Today was one of those rare days where everything cooperated – the weather, my schedule, everything. So I figured it was time to do some DIY and hopefully that would cooperate too!
But first, some history on the Mapleflame mod. here is a link to the grandpappy of the mod:
And it gained internet-wide fame on the Les Paul Forums:
And pretty much between those two threads, you can piece together exactly how to do this mod.
Well, time to really make an image-intensive runthrough of this thing, dontcha think? Here we go!
First are the “Before” pics, both from the side and the top. Here from the side, you can see those bridge posts from the factory. They are brass screws plated with nickel.
Not that sexy of an angle, I admit. So here’s a top-down view. Note that the bridge posts are kinda lower than flush with the bridge holes, since I like my action high and thus the bridge is riding pretty high on the thumbwheels.
Time to show the tools of the trade. I already had all the wrenches and Dremel and such, but for about ten bucks I invested in some new reinforced cutting wheels for the Dremel, and of course the new hardware, the nuts and the screws.
What exactly are the measurements of the nuts and screws? OK, I’m not going to take the easy laugh there. Here’s a close-up pic of the stuff you’ll find packaged from Lowe’s, and for those who are bag-challenged readers, those are stainless steel oval head Phillips machine screws, size 6-32 X 1-1/2, and stainless steel nylon insert lock nuts, size 6-32.
The next step is to cut the head off the screw, at the base. SLICE!
Do that twice of course. Now size ’em up. They probably won’t be level with each other, so put them together and grind them down level and flat. If you do a super awesome job, you can use these ends to have sticking out of your guitar. If like me you created some abstract modern art on the head of a screw, hide your shame by screwing those ends into the body of the guitar and have the factory end of the screw sticking up:
Ok, deep breath. We’re really going to do this. Put some slack into your strings, pop off the bridge (the factory ABR-1 isn’t locking on a ’58 Reissue Les Paul Standard. Did I mention this was a relatively rare all black Gibson R8? I’m starting to psyche myself out here) and this is what you see. Remove those thumbwheels too – some folks like to measure the distance of the wheels to the body before removal so they don’t have problems intonating, but I’m not a “measure twice screw once” kinda guy.

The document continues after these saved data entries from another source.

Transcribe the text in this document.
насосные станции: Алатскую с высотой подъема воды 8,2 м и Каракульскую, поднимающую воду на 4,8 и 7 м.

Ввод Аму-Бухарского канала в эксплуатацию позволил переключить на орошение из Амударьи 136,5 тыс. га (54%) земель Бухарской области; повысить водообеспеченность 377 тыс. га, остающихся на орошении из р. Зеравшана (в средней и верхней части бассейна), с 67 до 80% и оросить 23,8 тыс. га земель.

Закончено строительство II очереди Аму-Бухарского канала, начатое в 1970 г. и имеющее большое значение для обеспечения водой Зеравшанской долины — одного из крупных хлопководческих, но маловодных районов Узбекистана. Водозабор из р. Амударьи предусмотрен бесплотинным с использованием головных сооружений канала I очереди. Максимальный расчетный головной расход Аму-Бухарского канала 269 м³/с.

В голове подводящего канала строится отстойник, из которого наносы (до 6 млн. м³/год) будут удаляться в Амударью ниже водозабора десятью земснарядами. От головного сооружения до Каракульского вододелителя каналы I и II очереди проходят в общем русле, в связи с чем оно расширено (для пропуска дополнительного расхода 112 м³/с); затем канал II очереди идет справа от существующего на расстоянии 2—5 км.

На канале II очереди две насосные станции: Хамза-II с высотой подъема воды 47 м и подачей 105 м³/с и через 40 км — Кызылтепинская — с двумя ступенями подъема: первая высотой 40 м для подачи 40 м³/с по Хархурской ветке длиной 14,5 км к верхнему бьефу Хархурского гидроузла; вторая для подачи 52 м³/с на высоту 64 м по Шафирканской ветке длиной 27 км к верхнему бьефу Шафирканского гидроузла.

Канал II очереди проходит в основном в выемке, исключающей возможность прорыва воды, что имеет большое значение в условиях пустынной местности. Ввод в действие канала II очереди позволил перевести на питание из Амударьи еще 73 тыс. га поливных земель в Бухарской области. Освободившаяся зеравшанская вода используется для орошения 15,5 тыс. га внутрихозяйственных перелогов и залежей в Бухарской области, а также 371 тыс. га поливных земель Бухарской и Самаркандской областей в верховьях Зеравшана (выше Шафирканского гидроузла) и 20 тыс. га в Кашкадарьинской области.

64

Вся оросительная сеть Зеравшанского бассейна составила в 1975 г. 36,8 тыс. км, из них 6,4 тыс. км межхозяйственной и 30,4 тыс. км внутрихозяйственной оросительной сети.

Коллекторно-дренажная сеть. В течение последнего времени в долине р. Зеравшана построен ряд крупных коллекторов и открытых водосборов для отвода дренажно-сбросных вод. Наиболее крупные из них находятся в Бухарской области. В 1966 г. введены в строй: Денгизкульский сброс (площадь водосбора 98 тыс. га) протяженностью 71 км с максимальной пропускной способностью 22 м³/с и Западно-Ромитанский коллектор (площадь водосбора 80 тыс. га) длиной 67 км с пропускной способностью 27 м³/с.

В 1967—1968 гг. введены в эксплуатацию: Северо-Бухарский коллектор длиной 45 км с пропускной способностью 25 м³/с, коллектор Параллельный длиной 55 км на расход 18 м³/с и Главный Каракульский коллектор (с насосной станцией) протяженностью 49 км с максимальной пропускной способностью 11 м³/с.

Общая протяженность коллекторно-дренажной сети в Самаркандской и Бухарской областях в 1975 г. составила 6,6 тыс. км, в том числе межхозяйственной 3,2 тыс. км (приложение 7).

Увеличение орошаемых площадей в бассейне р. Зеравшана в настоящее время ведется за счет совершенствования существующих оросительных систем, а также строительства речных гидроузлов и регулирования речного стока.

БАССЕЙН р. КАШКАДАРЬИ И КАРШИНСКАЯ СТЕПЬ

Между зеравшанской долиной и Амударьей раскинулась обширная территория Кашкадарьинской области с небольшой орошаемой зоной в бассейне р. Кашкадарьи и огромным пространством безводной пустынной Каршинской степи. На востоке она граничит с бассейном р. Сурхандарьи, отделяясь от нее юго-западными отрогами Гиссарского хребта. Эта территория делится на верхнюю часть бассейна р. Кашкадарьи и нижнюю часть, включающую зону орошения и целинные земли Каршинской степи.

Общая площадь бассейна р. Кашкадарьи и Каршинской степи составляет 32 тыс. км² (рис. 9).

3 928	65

Now here’s the cool part. Screw one nut onto one of the stock posts. Now screw another nut onto that post. Now “lock” the screws together by turning them in different directions with two wrenches or pliers, screwing them towards each other. Now take that locked Super Nut into your big socket wrench, or just manage to grab both nuts at the same time with your wrench or pliers…then SCREW THAT MOFO POST OUT.
Oh man I really did it. Anyhow, stick a locking screw on your new stainless steel post and get ready to screw it in. If it doesn’t drive all the way down because the one nut starts slipping, do the dual nut locking trick again and drive it down the rest of the way. Take a look at the new screw next to the old screw – those nuts are flush with the top of the screws. Yep, the new screw is more than a full nut deeper than the old screw! Plus, look at the bend in that old screw. I didn’t do that, that was factory. Yuck.
So to the left is the new screw, and the right is the old one. See how they are level with each other? That means that the longer new screw is indeed driven deeper into the body – from the factory, it was drilled deeper than the stock screws required. Hey, makes it easier for us DIY guys, didn’t have to bust out the drill!
Having determined that the first foray was pretty much on par with Internet Wisdom, I get going on the second bridge post:
Both done. Thumbwheels spun back on. Bridge popped back on top. Strings tightened up again. Not intonated perfectly yet, but I’ll get to that. For now, it’s near the action I like, and good enough for the “After” pics. Side:
And top. Note that the screws come a little closer, in fact I’d say about exactly, flush with the bridge now. Just a little more confidence that there will be less possible rattling going on.
So how does it sound? Brighter. Not as murky or muddy, but didn’t lose anything in the thickness or depth of the bass. I’m pretty set on the sustain side because I like the action high and I’ve never had sustain problems, but hey at least it didn’t lose sustain, right? All in all, it’s like putting on new strings that are one gauge thicker – but what if you already have new strings on there? Well it’s like kicking it up to “11” isn’t it? Or if you .10s, like kicking up up .11s. All in all, nice mod!